Nic Mullin heads down from the Aiguille du Plan. From left to right, the Grand Capucin, Mont Blanc du Tacul, Mont Maudit and Aiguille du Midi. Our immediate objective, the Rognon du Plan, is hidden in the mist.
For my third and last trip to Chamonix, we attempted the ambitious full traverse of the Aiguilles de Chamonix. With good conditions and a great weather forecast, things should have gone well, but a mixture of altitude sickness, general slowness and a sprinkle of mistakes made us retreat by the time we reached Aiguille du Plan. Just after descending the rock pitches from the Plan, we were treated to this amazing Chamonix panorama. To me, this is what Chamonix is all about.

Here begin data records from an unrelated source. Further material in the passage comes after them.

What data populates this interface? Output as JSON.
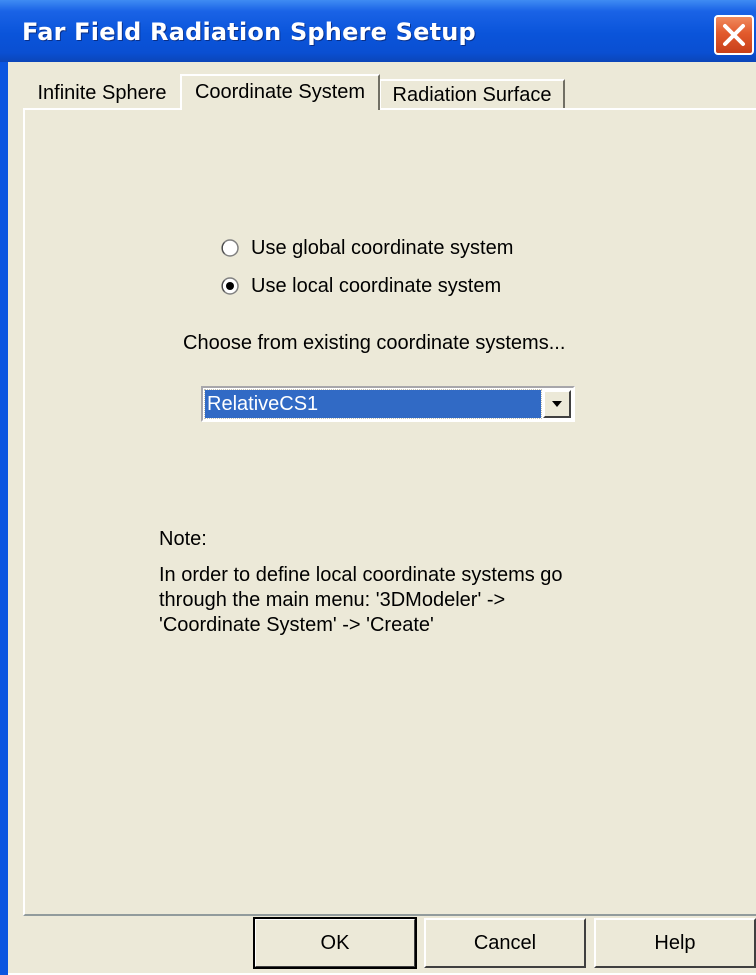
{
  "window": {
    "title": "Far Field Radiation Sphere Setup"
  },
  "titlebar": {
    "close_icon": "close-icon"
  },
  "tabs": [
    {
      "label": "Infinite Sphere",
      "selected": false
    },
    {
      "label": "Coordinate System",
      "selected": true
    },
    {
      "label": "Radiation Surface",
      "selected": false
    }
  ],
  "coordinate_system": {
    "options": [
      {
        "label": "Use global coordinate system",
        "checked": false
      },
      {
        "label": "Use local coordinate system",
        "checked": true
      }
    ],
    "choose_label": "Choose from existing coordinate systems...",
    "selected_system": "RelativeCS1"
  },
  "note": {
    "heading": "Note:",
    "lines": [
      "In order to define local coordinate systems go",
      "through the main menu: '3DModeler' ->",
      "'Coordinate System' -> 'Create'"
    ]
  },
  "buttons": {
    "ok": "OK",
    "cancel": "Cancel",
    "help": "Help"
  },
  "colors": {
    "titlebar": "#0a54da",
    "dialog_background": "#ece9d8",
    "selection": "#316ac5",
    "close_button": "#e25a2c"
  }
}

Though due to living in Denmark, this is where I spend most of my climbing time, I am no big fan of indoor climbing, and especially not of indoor bouldering competition (three things I don’t like!). But there was something special about this image which I took at the Tour de Bloc comp, I like how suggestive and gritty it is, without actually showing much. I also believe it’s a highly original rock climbing image, something which I strive for.
The sacred mountain Khumbu Yul Lha at sunset, Nepal.

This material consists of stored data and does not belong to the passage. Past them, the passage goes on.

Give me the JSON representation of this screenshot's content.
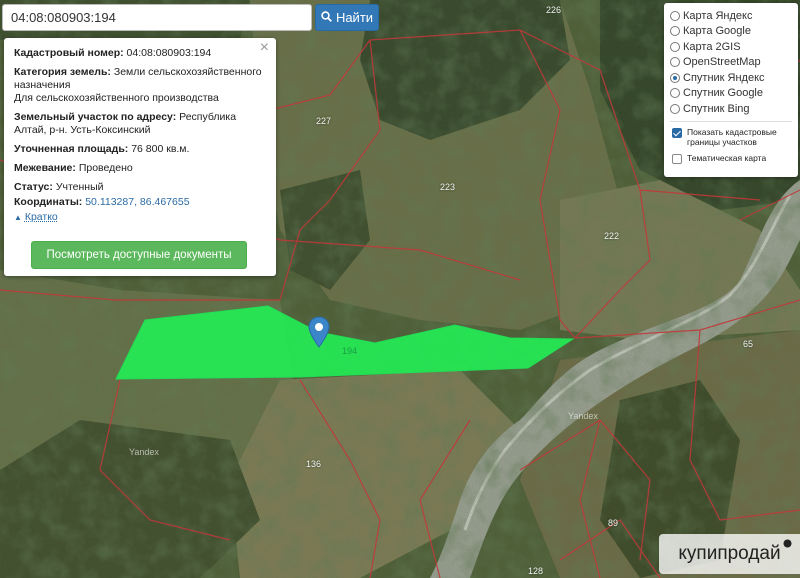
{
  "search": {
    "value": "04:08:080903:194",
    "button_label": "Найти"
  },
  "info": {
    "cadastral_label": "Кадастровый номер:",
    "cadastral_value": "04:08:080903:194",
    "category_label": "Категория земель:",
    "category_value": "Земли сельскохозяйственного назначения",
    "category_extra": "Для сельскохозяйственного производства",
    "address_label": "Земельный участок по адресу:",
    "address_value": "Республика Алтай, р-н. Усть-Коксинский",
    "area_label": "Уточненная площадь:",
    "area_value": "76 800 кв.м.",
    "survey_label": "Межевание:",
    "survey_value": "Проведено",
    "status_label": "Статус:",
    "status_value": "Учтенный",
    "coords_label": "Координаты:",
    "coords_value": "50.113287, 86.467655",
    "collapse_label": "Кратко",
    "docs_button": "Посмотреть доступные документы"
  },
  "layers": {
    "options": [
      {
        "label": "Карта Яндекс",
        "selected": false
      },
      {
        "label": "Карта Google",
        "selected": false
      },
      {
        "label": "Карта 2GIS",
        "selected": false
      },
      {
        "label": "OpenStreetMap",
        "selected": false
      },
      {
        "label": "Спутник Яндекс",
        "selected": true
      },
      {
        "label": "Спутник Google",
        "selected": false
      },
      {
        "label": "Спутник Bing",
        "selected": false
      }
    ],
    "show_cadastral": {
      "label": "Показать кадастровые границы участков",
      "checked": true
    },
    "thematic": {
      "label": "Тематическая карта",
      "checked": false
    }
  },
  "map": {
    "parcel_numbers": [
      "226",
      "227",
      "223",
      "222",
      "65",
      "136",
      "89",
      "128",
      "194"
    ],
    "provider_labels": [
      "Yandex",
      "Yandex"
    ],
    "highlight_color": "#22ee55",
    "boundary_color": "#c0393b",
    "marker_color": "#3a86c8"
  },
  "watermark": {
    "text": "купипродай"
  }
}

The first time on the Nepal trip where I really knew I had captured something special. The way that the clouds, still lit by the setting sun, hovered above the mountain already in the shade reminded me instantly of a similar image by one of my heroes, Galen Rowell (though I think his was taken in the High Sierra). Perhaps my favourite landscape I shot this year.
A lone figure below the imposing north face of Ama Dablam in the mist. Pokalde BC, Khumbu, Nepal.

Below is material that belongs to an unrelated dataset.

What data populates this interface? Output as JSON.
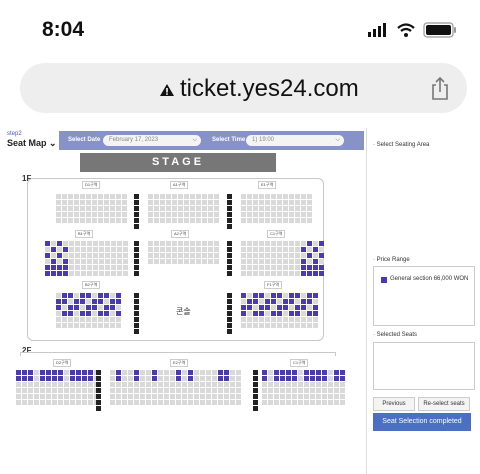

Once again, it is the suggestive power of this image that really stirs something whenever I look at it. The way that the tiny figure, almost out of the frame, interacts with the giant mountain almost hidden in the fog is simply beautiful, in my opinion. I also like that it’s not so much “in your face” like this type of image sometimes can be, but rather very gentle and peaceful.
Star trails and moonlight on the north face of Ama Dablam, Khumbu, Nepal.
It took me a lot of effort to get this image, and I was hoping to get longer startrails, but I still love the final result. The deep blue colours and the lovely contrast from the moonlight are what make this image really work.
Clouds and snow plume on the summit of Lhotse.
I was really exhausted when I shot this, halfway up Gokyo Ri and having given up reaching its top to witness sunset on Everest, but the real show was on nearby Lhotse. It took me a few tries to find the right composition and the right processing, but I love how the final image combines a feeling of power and hostility with one of pure beauty.